Find generator of multiplicative group of $\mathbb{F}_{27}$

Question

I have a finite field $\mathbb{F}_{27}$. I need to find an element of order 13. I know that multiplicative group of this field is cyclic with order 26. So I want to find a generator $g$ of this cyclic group, then $g^2$ will have order 13. Also I know that all elements of this field can be represented by polynomials from $\mathbb{F}_3[t]$, where t is root of irreducible polynom $x^3-x-1$.

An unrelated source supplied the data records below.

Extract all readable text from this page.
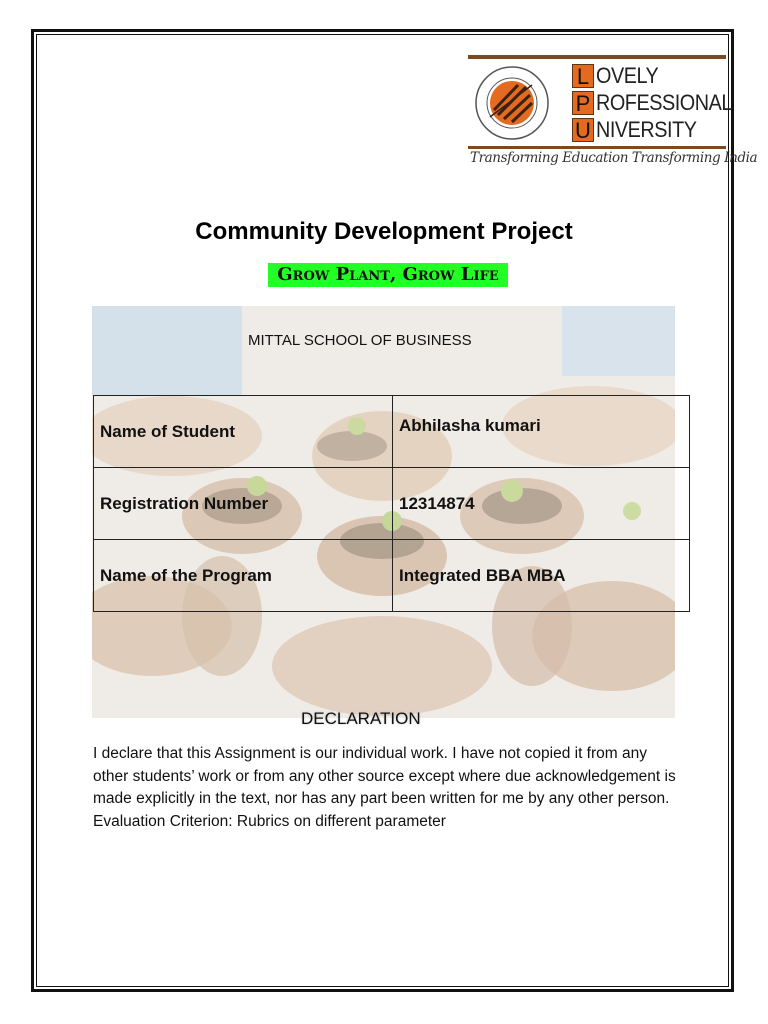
L OVELY
P ROFESSIONAL
U NIVERSITY
Transforming Education Transforming India
Community Development Project
Grow Plant, Grow Life
MITTAL SCHOOL OF BUSINESS
Name of Student	Abhilasha kumari
Registration Number	12314874
Name of the Program	Integrated BBA MBA
DECLARATION
I declare that this Assignment is our individual work. I have not copied it from any other students’ work or from any other source except where due acknowledgement is made explicitly in the text, nor has any part been written for me by any other person. Evaluation Criterion: Rubrics on different parameter
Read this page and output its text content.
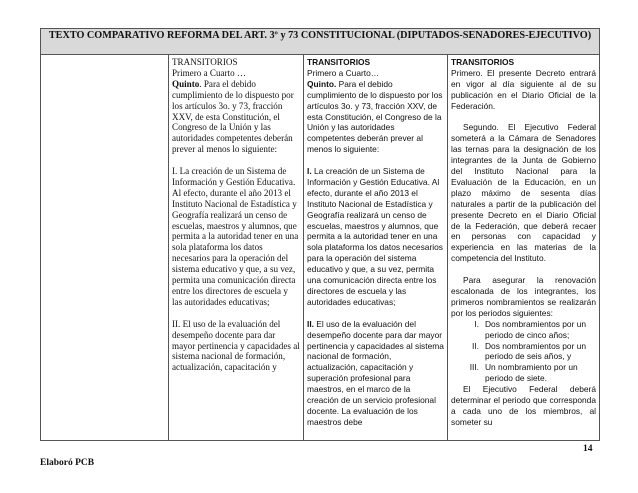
TEXTO COMPARATIVO REFORMA DEL ART. 3º y 73 CONSTITUCIONAL (DIPUTADOS-SENADORES-EJECUTIVO)

TRANSITORIOS

Primero a Cuarto …

Quinto. Para el debido cumplimiento de lo dispuesto por los artículos 3o. y 73, fracción XXV, de esta Constitución, el Congreso de la Unión y las autoridades competentes deberán prever al menos lo siguiente:

I. La creación de un Sistema de Información y Gestión Educativa. Al efecto, durante el año 2013 el Instituto Nacional de Estadística y Geografía realizará un censo de escuelas, maestros y alumnos, que permita a la autoridad tener en una sola plataforma los datos necesarios para la operación del sistema educativo y que, a su vez, permita una comunicación directa entre los directores de escuela y las autoridades educativas;

II. El uso de la evaluación del desempeño docente para dar mayor pertinencia y capacidades al sistema nacional de formación, actualización, capacitación y

TRANSITORIOS

Primero a Cuarto…

Quinto. Para el debido cumplimiento de lo dispuesto por los artículos 3o. y 73, fracción XXV, de esta Constitución, el Congreso de la Unión y las autoridades competentes deberán prever al menos lo siguiente:

I. La creación de un Sistema de Información y Gestión Educativa. Al efecto, durante el año 2013 el Instituto Nacional de Estadística y Geografía realizará un censo de escuelas, maestros y alumnos, que permita a la autoridad tener en una sola plataforma los datos necesarios para la operación del sistema educativo y que, a su vez, permita una comunicación directa entre los directores de escuela y las autoridades educativas;

II. El uso de la evaluación del desempeño docente para dar mayor pertinencia y capacidades al sistema nacional de formación, actualización, capacitación y superación profesional para maestros, en el marco de la creación de un servicio profesional docente. La evaluación de los maestros debe

TRANSITORIOS

Primero. El presente Decreto entrará en vigor al día siguiente al de su publicación en el Diario Oficial de la Federación.

Segundo. El Ejecutivo Federal someterá a la Cámara de Senadores las ternas para la designación de los integrantes de la Junta de Gobierno del Instituto Nacional para la Evaluación de la Educación, en un plazo máximo de sesenta días naturales a partir de la publicación del presente Decreto en el Diario Oficial de la Federación, que deberá recaer en personas con capacidad y experiencia en las materias de la competencia del Instituto.

Para asegurar la renovación escalonada de los integrantes, los primeros nombramientos se realizarán por los periodos siguientes:

I. Dos nombramientos por un periodo de cinco años;
II. Dos nombramientos por un periodo de seis años, y
III. Un nombramiento por un periodo de siete.

El Ejecutivo Federal deberá determinar el periodo que corresponda a cada uno de los miembros, al someter su

14
Elaboró PCB
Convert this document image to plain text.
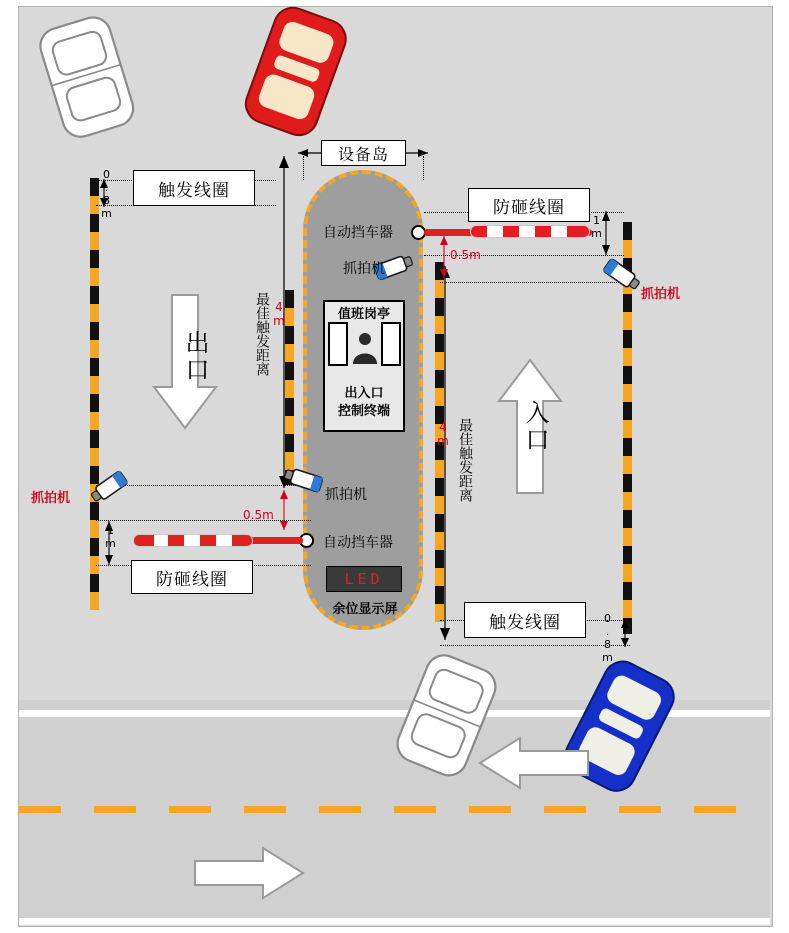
设备岛
0.8m	触发线圈
0.8m
触发线圈
最佳触发距离 4m
最佳触发距离
4m
出口
入口
自动挡车器
防砸线圈
1m
0.5m
自动挡车器
防砸线圈
1m
0.5m
抓拍机
抓拍机
抓拍机	抓拍机
值班岗亭
出入口
控制终端
LED
余位显示屏
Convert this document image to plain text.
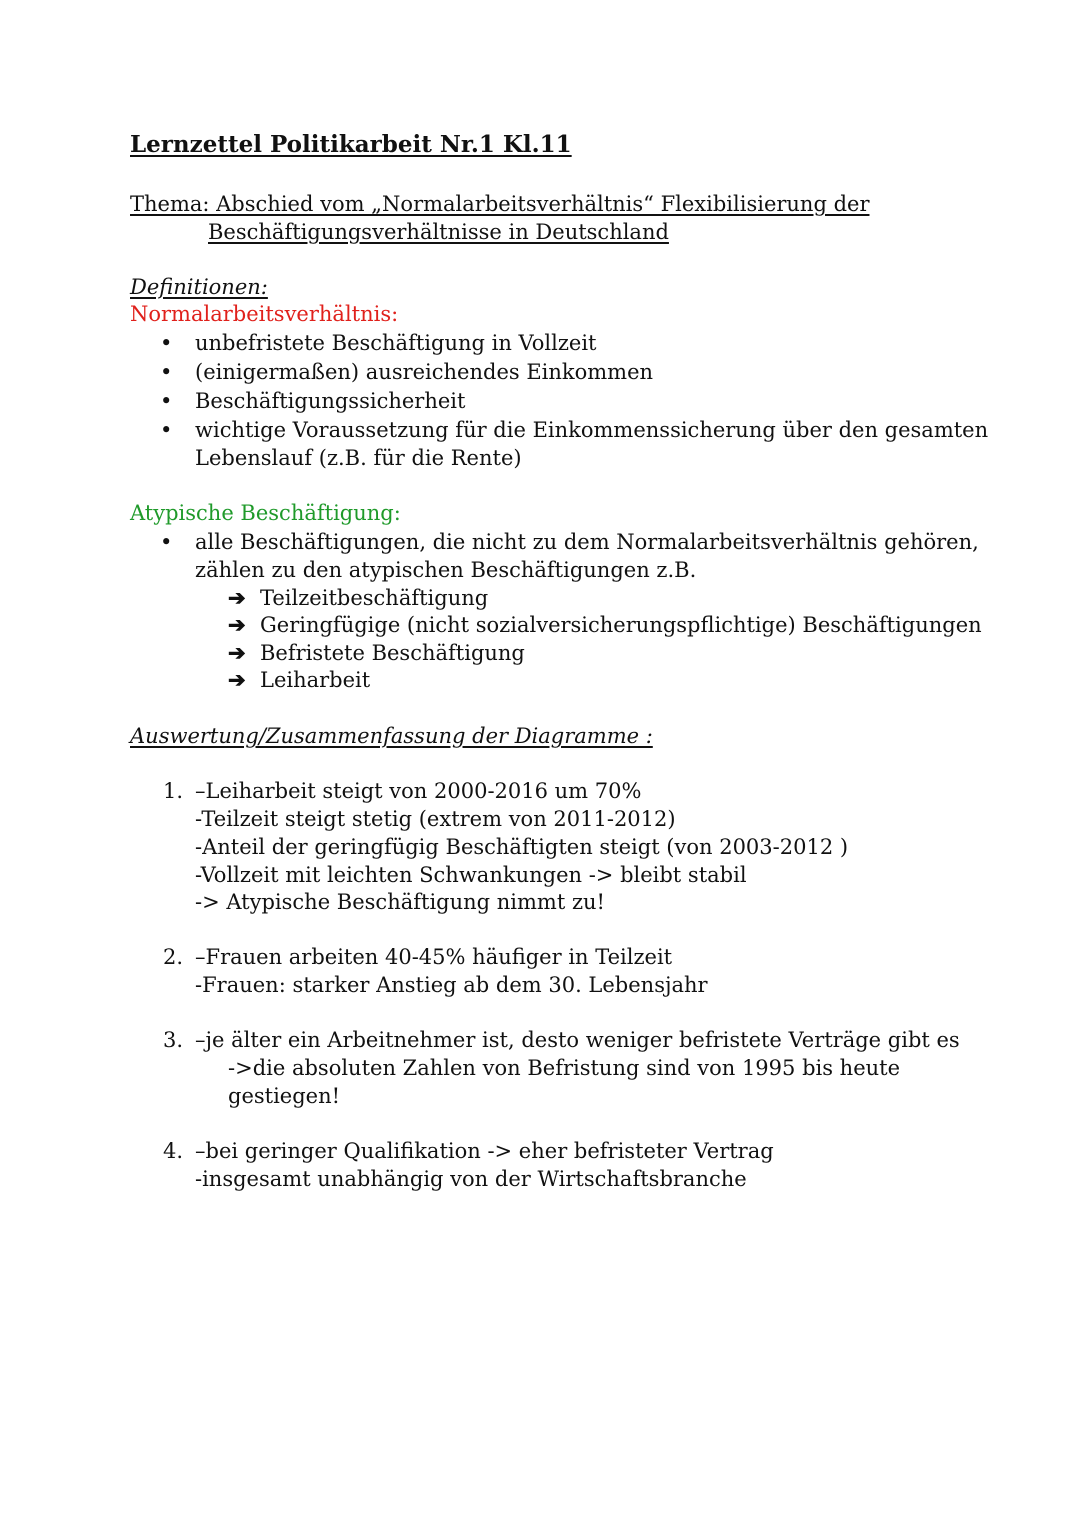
Lernzettel Politikarbeit Nr.1 Kl.11
Thema: Abschied vom „Normalarbeitsverhältnis“ Flexibilisierung der
Beschäftigungsverhältnisse in Deutschland
Definitionen:
Normalarbeitsverhältnis:
• unbefristete Beschäftigung in Vollzeit
• (einigermaßen) ausreichendes Einkommen
• Beschäftigungssicherheit
• wichtige Voraussetzung für die Einkommenssicherung über den gesamten
Lebenslauf (z.B. für die Rente)
Atypische Beschäftigung:
• alle Beschäftigungen, die nicht zu dem Normalarbeitsverhältnis gehören,
zählen zu den atypischen Beschäftigungen z.B.
➔ Teilzeitbeschäftigung
➔ Geringfügige (nicht sozialversicherungspflichtige) Beschäftigungen
➔ Befristete Beschäftigung
➔ Leiharbeit
Auswertung/Zusammenfassung der Diagramme :
1. –Leiharbeit steigt von 2000-2016 um 70%
-Teilzeit steigt stetig (extrem von 2011-2012)
-Anteil der geringfügig Beschäftigten steigt (von 2003-2012 )
-Vollzeit mit leichten Schwankungen -> bleibt stabil
-> Atypische Beschäftigung nimmt zu!
2. –Frauen arbeiten 40-45% häufiger in Teilzeit
-Frauen: starker Anstieg ab dem 30. Lebensjahr
3. –je älter ein Arbeitnehmer ist, desto weniger befristete Verträge gibt es
->die absoluten Zahlen von Befristung sind von 1995 bis heute
gestiegen!
4. –bei geringer Qualifikation -> eher befristeter Vertrag
-insgesamt unabhängig von der Wirtschaftsbranche
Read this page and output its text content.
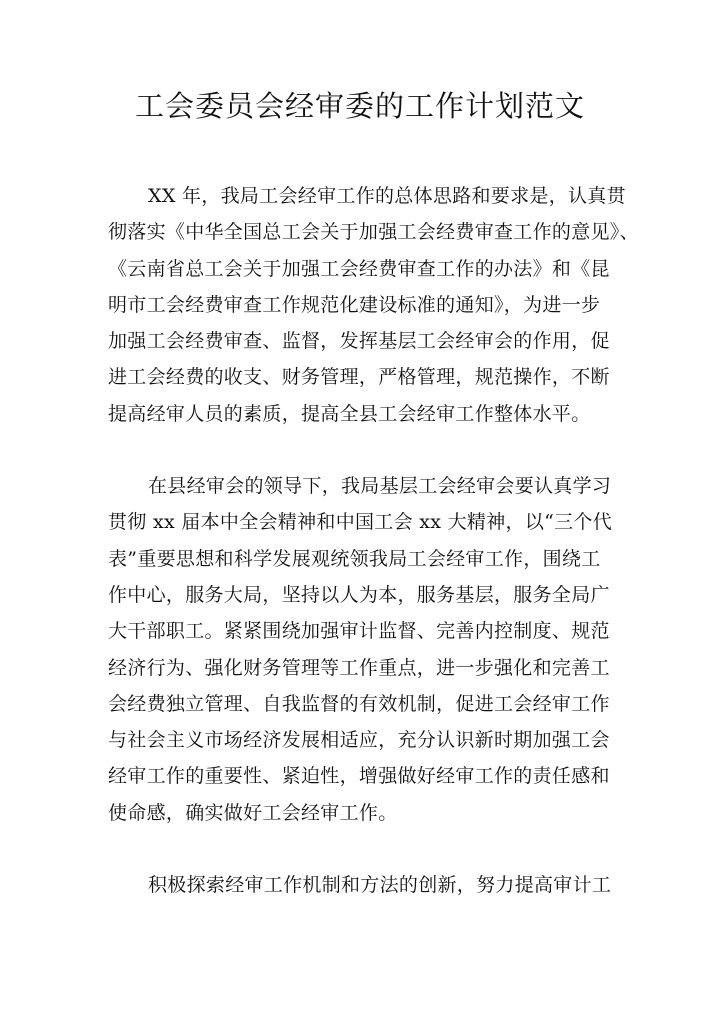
工会委员会经审委的工作计划范文

XX 年，我局工会经审工作的总体思路和要求是，认真贯
彻落实《中华全国总工会关于加强工会经费审查工作的意见》、
《云南省总工会关于加强工会经费审查工作的办法》和《昆
明市工会经费审查工作规范化建设标准的通知》，为进一步
加强工会经费审查、监督，发挥基层工会经审会的作用，促
进工会经费的收支、财务管理，严格管理，规范操作，不断
提高经审人员的素质，提高全县工会经审工作整体水平。

在县经审会的领导下，我局基层工会经审会要认真学习
贯彻 xx 届本中全会精神和中国工会 xx 大精神，以“三个代
表”重要思想和科学发展观统领我局工会经审工作，围绕工
作中心，服务大局，坚持以人为本，服务基层，服务全局广
大干部职工。紧紧围绕加强审计监督、完善内控制度、规范
经济行为、强化财务管理等工作重点，进一步强化和完善工
会经费独立管理、自我监督的有效机制，促进工会经审工作
与社会主义市场经济发展相适应，充分认识新时期加强工会
经审工作的重要性、紧迫性，增强做好经审工作的责任感和
使命感，确实做好工会经审工作。

积极探索经审工作机制和方法的创新，努力提高审计工
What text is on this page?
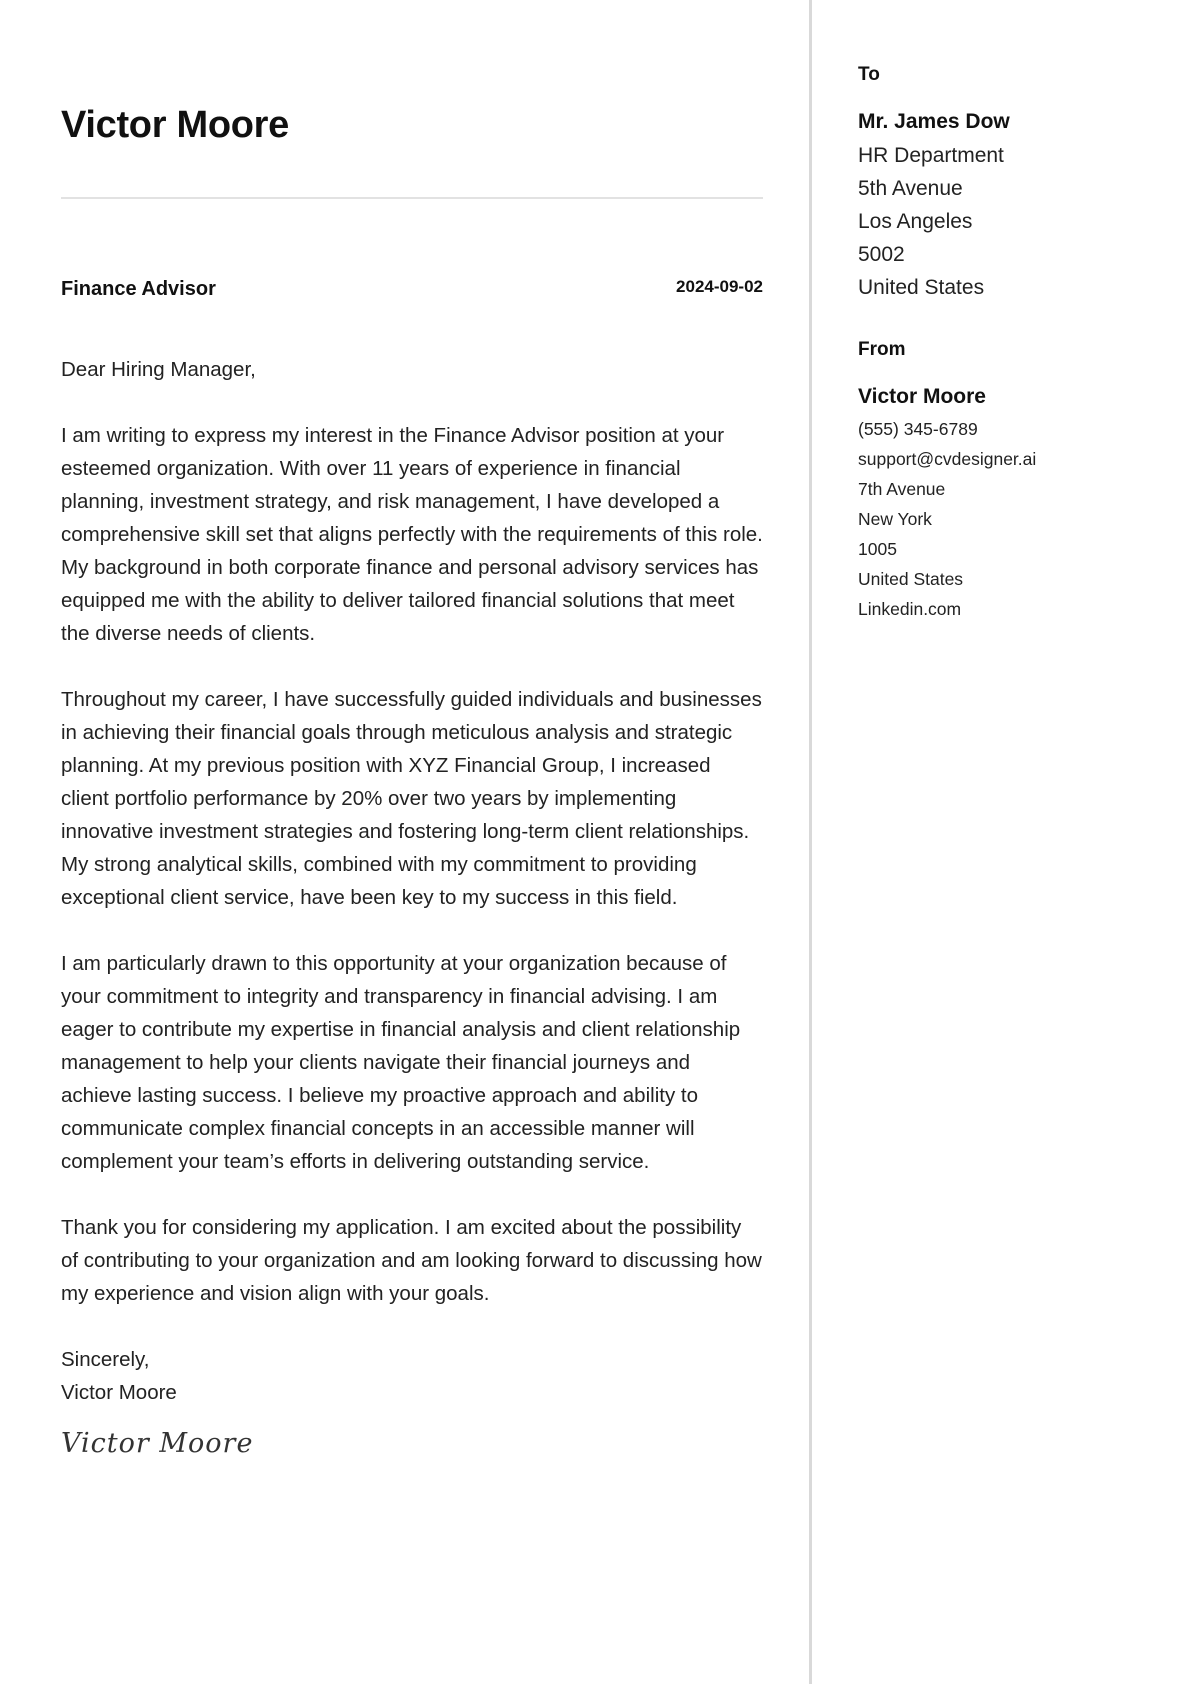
Victor Moore
Finance Advisor	2024-09-02

Dear Hiring Manager,

I am writing to express my interest in the Finance Advisor position at your esteemed organization. With over 11 years of experience in financial planning, investment strategy, and risk management, I have developed a comprehensive skill set that aligns perfectly with the requirements of this role. My background in both corporate finance and personal advisory services has equipped me with the ability to deliver tailored financial solutions that meet the diverse needs of clients.

Throughout my career, I have successfully guided individuals and businesses in achieving their financial goals through meticulous analysis and strategic planning. At my previous position with XYZ Financial Group, I increased client portfolio performance by 20% over two years by implementing innovative investment strategies and fostering long-term client relationships. My strong analytical skills, combined with my commitment to providing exceptional client service, have been key to my success in this field.

I am particularly drawn to this opportunity at your organization because of your commitment to integrity and transparency in financial advising. I am eager to contribute my expertise in financial analysis and client relationship management to help your clients navigate their financial journeys and achieve lasting success. I believe my proactive approach and ability to communicate complex financial concepts in an accessible manner will complement your team’s efforts in delivering outstanding service.

Thank you for considering my application. I am excited about the possibility of contributing to your organization and am looking forward to discussing how my experience and vision align with your goals.

Sincerely,
Victor Moore
Victor Moore
To
Mr. James Dow
HR Department
5th Avenue
Los Angeles
5002
United States
From
Victor Moore
(555) 345-6789
support@cvdesigner.ai
7th Avenue
New York
1005
United States
Linkedin.com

Probably we can find generator of $\mathbb{Z}_{26}$ and than build an isomorphism to $\mathbb{F}_{27}\setminus 0$.

Anyway I don't know were to start.

Thanks!

Answer 1

Start with finding the order of, say, $t$. It can't be $2$ (since $t^2-1\neq0$), so it's either $13$ or $26$. So either $t$ or $t^2$ is the one you're looking for.

Answer 2

Nothing wrong with Arthur's answer. But the Frobenius automorphism (or Freshman's dream) makes the calculation very easy:

Let $t$ be a zero of $x^3-x-1$. Then $t^3=t+1$. Consequently $$t^9=(t^3)^3=(t+1)^3=t^3+1=t+2=t-1.$$ Implying that $$t^{13}=t^{1+3+9}=t(t+1)(t-1)=t^3-t=1.$$ As $13$ is a prime and $t\neq1$, we can conclude that $t$ has order $13$.

It may be worth noting that $-t$ is then of order $26$, just in case you need a generator of $\Bbb{F}_{27}^*$.